INTRODUCTION: We have recently shown that a single air dive leads to acute arterial vasodilation and impairment of endothelium-dependent vasodilatation in humans. Additionally we have found that predive antioxidants at the upper recommended daily allowance partially prevented some of the negative effects of the dive. In this study we prospectively evaluated the effect of long-term antioxidants at a lower RDA dose on arterial endothelial function. METHODS: Eight professional male divers performed an open sea air dive to 30 msw. Brachial artery flow-mediated dilation (FMD) was assessed before and after diving. RESULTS: The first dive, without antioxidants, caused significant brachial arterial diameter increase from 3.85 +/- 0.55 to 4.04 +/- 0.5 mm and a significant reduction of FMD from 7.6 +/- 2.7 to 2.8 +/- 2.1%. The second dive, with antioxidants, showed unchanged arterial diameter and significant reduction of FMD from 8.11 +/- 2.4 to 6.8 +/- 1.4%. The FMD reduction was significantly less with antioxidants. Vascular smooth muscle function, assessed by nitroglycerine (endothelium-independent dilation), was unaffected by diving. DISCUSSION: This study shows that long-term antioxidant treatment at a lower RDA dose ending 3-4 h before a dive reduces the endothelial dysfunction in divers. Since the scuba dive was of a similar depth and duration to those practiced by numerous recreational divers, this study raises the possibility of routine predive supplementation with antioxidants.

Exogenous nitric oxide and bubble formation in divers.

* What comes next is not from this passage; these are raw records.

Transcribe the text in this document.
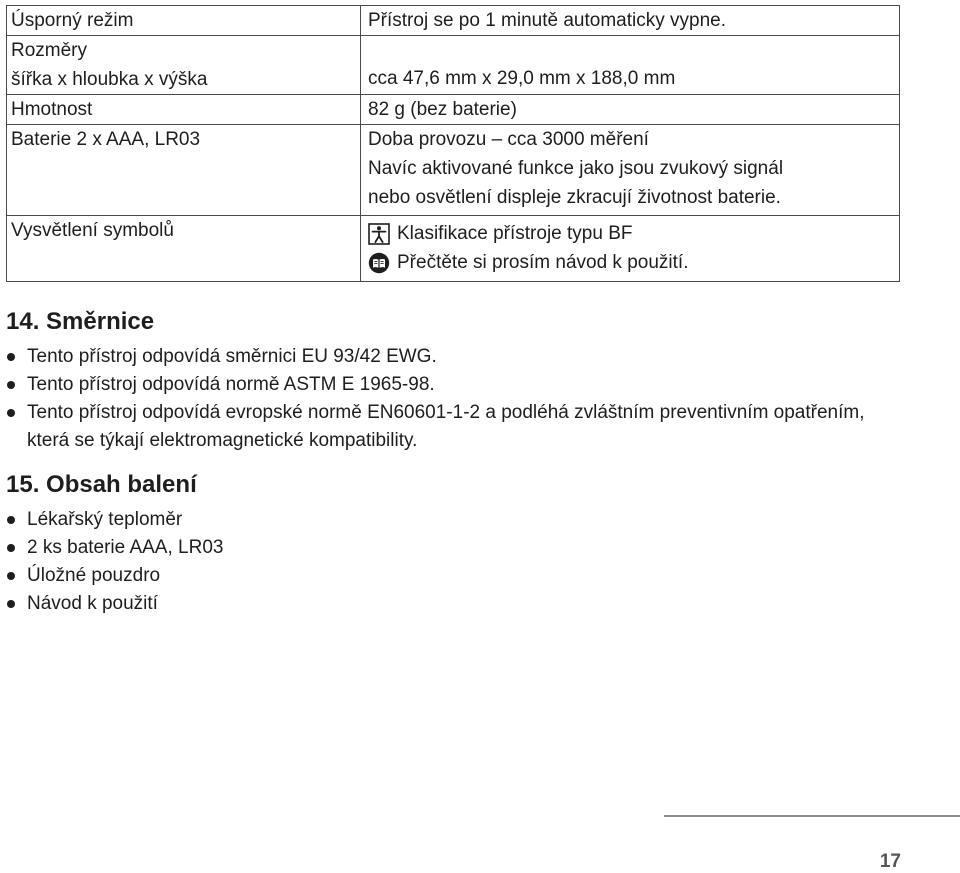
Úsporný režim	Přístroj se po 1 minutě automaticky vypne.

Rozměry
šířka x hloubka x výška	cca 47,6 mm x 29,0 mm x 188,0 mm

Hmotnost	82 g (bez baterie)

Baterie 2 x AAA, LR03	Doba provozu – cca 3000 měření
Navíc aktivované funkce jako jsou zvukový signál
nebo osvětlení displeje zkracují životnost baterie.

Vysvětlení symbolů	Klasifikace přístroje typu BF
Přečtěte si prosím návod k použití.
14. Směrnice
Tento přístroj odpovídá směrnici EU 93/42 EWG.
Tento přístroj odpovídá normě ASTM E 1965-98.
Tento přístroj odpovídá evropské normě EN60601-1-2 a podléhá zvláštním preventivním opatřením, která se týkají elektromagnetické kompatibility.
15. Obsah balení
Lékařský teploměr
2 ks baterie AAA, LR03
Úložné pouzdro
Návod k použití
17
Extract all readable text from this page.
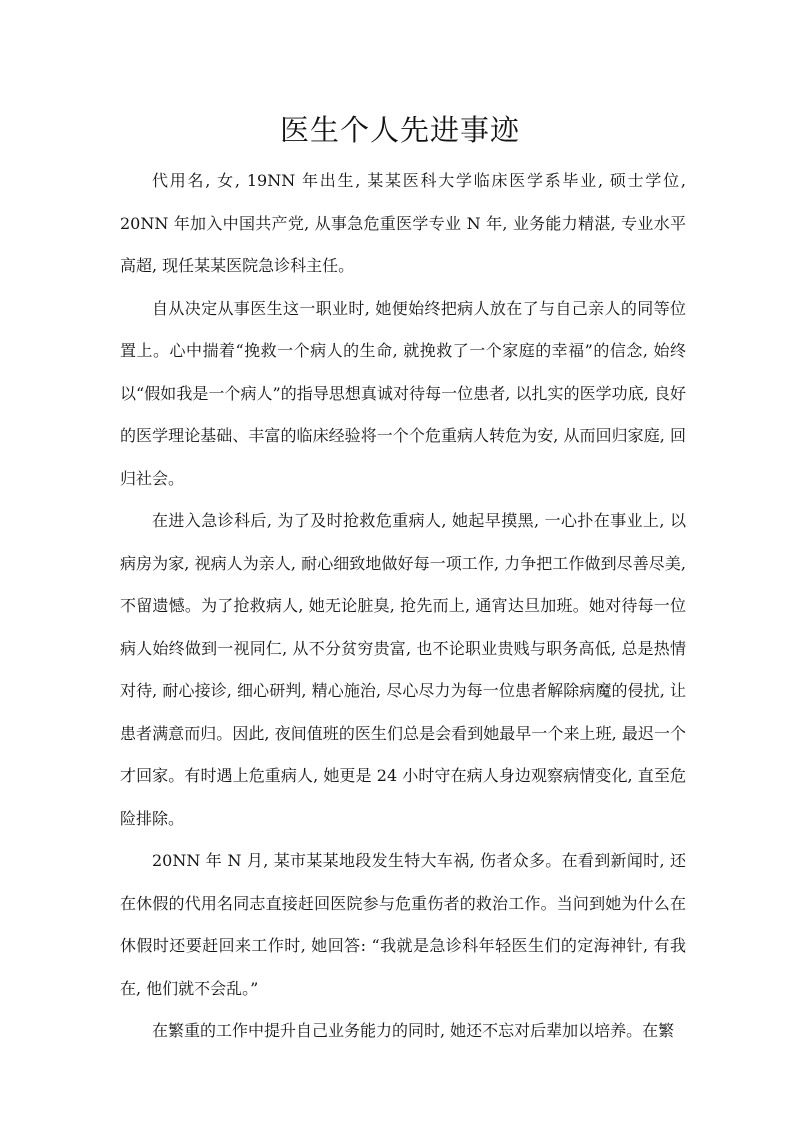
医生个人先进事迹

代用名, 女, 19NN 年出生, 某某医科大学临床医学系毕业, 硕士学位, 20NN 年加入中国共产党, 从事急危重医学专业 N 年, 业务能力精湛, 专业水平高超, 现任某某医院急诊科主任。

自从决定从事医生这一职业时, 她便始终把病人放在了与自己亲人的同等位置上。心中揣着“挽救一个病人的生命, 就挽救了一个家庭的幸福”的信念, 始终以“假如我是一个病人”的指导思想真诚对待每一位患者, 以扎实的医学功底, 良好的医学理论基础、丰富的临床经验将一个个危重病人转危为安, 从而回归家庭, 回归社会。

在进入急诊科后, 为了及时抢救危重病人, 她起早摸黑, 一心扑在事业上, 以病房为家, 视病人为亲人, 耐心细致地做好每一项工作, 力争把工作做到尽善尽美, 不留遗憾。为了抢救病人, 她无论脏臭, 抢先而上, 通宵达旦加班。她对待每一位病人始终做到一视同仁, 从不分贫穷贵富, 也不论职业贵贱与职务高低, 总是热情对待, 耐心接诊, 细心研判, 精心施治, 尽心尽力为每一位患者解除病魔的侵扰, 让患者满意而归。因此, 夜间值班的医生们总是会看到她最早一个来上班, 最迟一个才回家。有时遇上危重病人, 她更是 24 小时守在病人身边观察病情变化, 直至危险排除。

20NN 年 N 月, 某市某某地段发生特大车祸, 伤者众多。在看到新闻时, 还在休假的代用名同志直接赶回医院参与危重伤者的救治工作。当问到她为什么在休假时还要赶回来工作时, 她回答: “我就是急诊科年轻医生们的定海神针, 有我在, 他们就不会乱。”

在繁重的工作中提升自己业务能力的同时, 她还不忘对后辈加以培养。在繁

PURPOSE: Prevention of bubble formation is a central goal in standard decompression procedures. Previously we have shown that exercise 20-24 h prior to a dive reduces bubble formation and increases survival in rats exposed to a simulated dive. Furthermore, we have demonstrated that nitric oxide (NO) may be involved in this protection; blocking the production of NO increases bubble formation while giving rats a long-lasting NO donor 20 h and immediately prior to a dive reduces bubble formation. This study determined whether a short-lasting NO donor, nitroglycerine, reduced bubble formation after standard dives and decompression in man. METHODS: A total of 16 experienced divers were randomly assigned into two groups. One group performed two dives to 30 m of seawater (msw) for 30 min breathing air, and performed exercise at an intensity corresponding to 30% of maximal oxygen uptake during the bottom time. The second group performed two simulated dives to 18 msw for 80 min breathing air in a hyperbaric chamber, and remained sedentary during the bottom period. The first dive for each diver served as the control dive, whereas the divers received 0.4 mg of nitroglycerine by oral spray 30 min before the second dive. Following the dive, gas bubbles in the pulmonary artery were recorded using ultrasound. RESULTS: The open-water dive resulted in significantly more gas bubbles than the dry dive (0.87 +/- 1.3 vs 0.12 +/- 0.23 bubbles per square centimeter). Nitroglycerine reduced bubble formation significantly in both dives from 0.87 +/- 1.3 to 0.32 +/- 0.7 in the in-water dive and from 0.12 +/- 0.23 to 0.03 +/- 0.03 bubbles per square centimeter in the chamber dive. CONCLUSION: The present study demonstrates that intake of a short-lasting NO donor reduces bubble formation following decompression after different dives.